As expected, and found in many studies, serum albumin concentrations were inversely associated with decline in eGFR and high risk of adverse renal outcomes [34–37]. Similarly, the inverse relationship between haemoglobin and decline in eGFR and poor renal outcomes is expected.
Our current study showed no association of concentrations of WBC and RBC with annual decline in eGFR and renal outcomes. The potential role of the neutrophil/lymphocyte ratio could not be assessed because these variables were not available among the data. Recent studies have demonstrated mixed results on the predictive role of WBC on decline of eGFR in the people with CKD. Some studies have showed that elevated WBC count was a strong predictor of kidney function decline [5], high monocyte count was significantly associated with risks of incident CKD and CKD progression to ESKD [6] and low WBC count was independently associated with CKD progression in the elderly [38]. Other studies have demonstrated the potential role of the high neutrophil/lymphocyte ratio as a predictor of poor renal outcomes [7, 8]. However, in a study of inflammatory markers including hsCRP, WBC count and ferritin, hsCRP and ferritin stratified by albumin associated with RRT and rapid renal progression, but WBC count was not associated with renal outcomes [39]. These mixed results suggest the need for further studies on this potential association of WBC with renal outcomes.

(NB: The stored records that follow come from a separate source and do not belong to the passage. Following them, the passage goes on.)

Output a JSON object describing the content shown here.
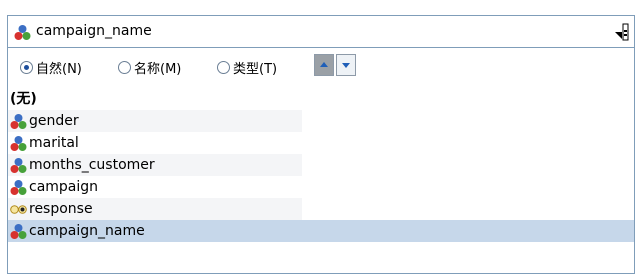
{
  "field_selector": {
    "value": "campaign_name",
    "field_icon": "set-field-icon",
    "dropdown_icon": "dropdown-arrow-icon"
  },
  "sort": {
    "options": [
      {
        "label": "自然(N)",
        "checked": true
      },
      {
        "label": "名称(M)",
        "checked": false
      },
      {
        "label": "类型(T)",
        "checked": false
      }
    ],
    "ascending_icon": "sort-ascending-icon",
    "descending_icon": "sort-descending-icon"
  },
  "fields": [
    {
      "label": "(无)",
      "icon": "",
      "selected": false
    },
    {
      "label": "gender",
      "icon": "set-field-icon",
      "selected": false
    },
    {
      "label": "marital",
      "icon": "set-field-icon",
      "selected": false
    },
    {
      "label": "months_customer",
      "icon": "set-field-icon",
      "selected": false
    },
    {
      "label": "campaign",
      "icon": "set-field-icon",
      "selected": false
    },
    {
      "label": "response",
      "icon": "flag-field-icon",
      "selected": false
    },
    {
      "label": "campaign_name",
      "icon": "set-field-icon",
      "selected": true
    }
  ],
  "colors": {
    "border": "#7f9db9",
    "selection": "#c6d7ea",
    "set_icon_red": "#d7322f",
    "set_icon_blue": "#3c6fc4",
    "set_icon_green": "#47a13a"
  }
}
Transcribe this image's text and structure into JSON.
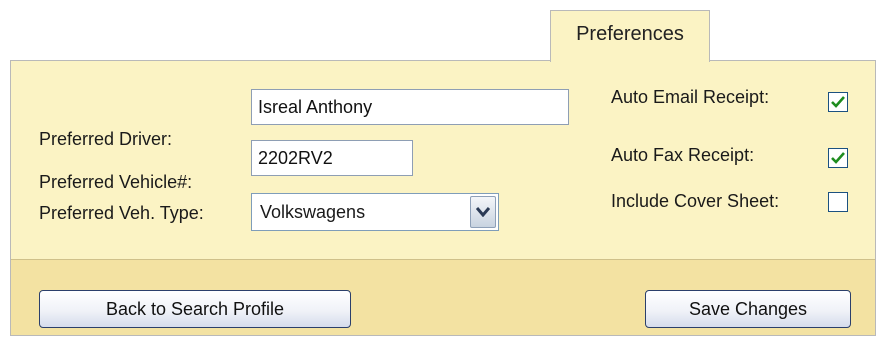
{
  "tab": {
    "label": "Preferences"
  },
  "form": {
    "driver_label": "Preferred Driver:",
    "driver_value": "Isreal Anthony",
    "vehicle_label": "Preferred Vehicle#:",
    "vehicle_value": "2202RV2",
    "veh_type_label": "Preferred Veh. Type:",
    "veh_type_value": "Volkswagens"
  },
  "options": {
    "auto_email_label": "Auto Email Receipt:",
    "auto_email_checked": true,
    "auto_fax_label": "Auto Fax Receipt:",
    "auto_fax_checked": true,
    "cover_sheet_label": "Include Cover Sheet:",
    "cover_sheet_checked": false
  },
  "buttons": {
    "back_label": "Back to Search Profile",
    "save_label": "Save Changes"
  },
  "colors": {
    "panel_bg": "#fbf3c4",
    "footer_bg": "#f3e2a2",
    "check_color": "#1e8c1e"
  },
  "icons": {
    "dropdown": "chevron-down-icon",
    "check": "checkmark-icon"
  }
}
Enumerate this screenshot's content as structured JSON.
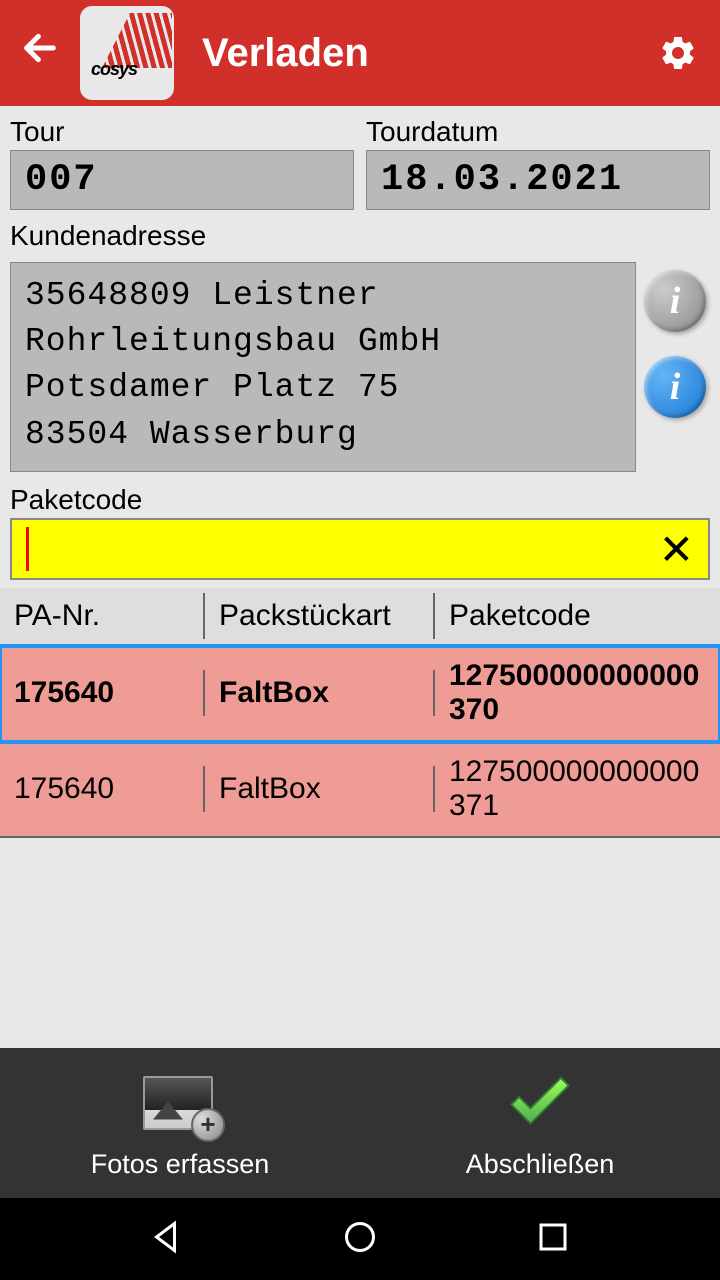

Our analysis showed no association between RBC counts and annual decline in eGFR and renal outcomes after adjusting for other covariates. In our study, we did not have data on red blood cell distribution width (RDW), a measure of the range of variation of RBC volume. The association of red blood cell count and progression of renal disease remains poorly understood. Most studies have demonstrated the shortened life span of red blood cells with progression of CKD [40–42]. Studies have also suggested the predictive value of RDW, for cardiovascular and risk of CKD and renal outcomes [43, 44]. Therefore, further studies of the association between renal outcomes and RBC counts and RDW are needed.
Limitations
There were some limitations to our study. There was no data on AST, viral hepatitis, history of liver disease, which would need to be used in the adjustment for the potential role of the liver function tests (ALT, GGT, ALP, Albumin and bilirubin) in the Cox model. This will need further exploration as studies have indicated the association of liver disease with progressing of CKD [45–47]. The absence of other parameters of the FBC indices, such as the differential WBC and red RDW, meant that we were unable to corroborate the details of the association of these indices with eGFR decline and renal outcomes.
The small number of participants in the study who reached the renal outcomes potentially limited the power to detect the associations and increased the lack of precision of estimates for the associations. The median follow-up of 3.1 years was relatively short, and the ongoing long-term follow-up will provide more robust assessment of these associations.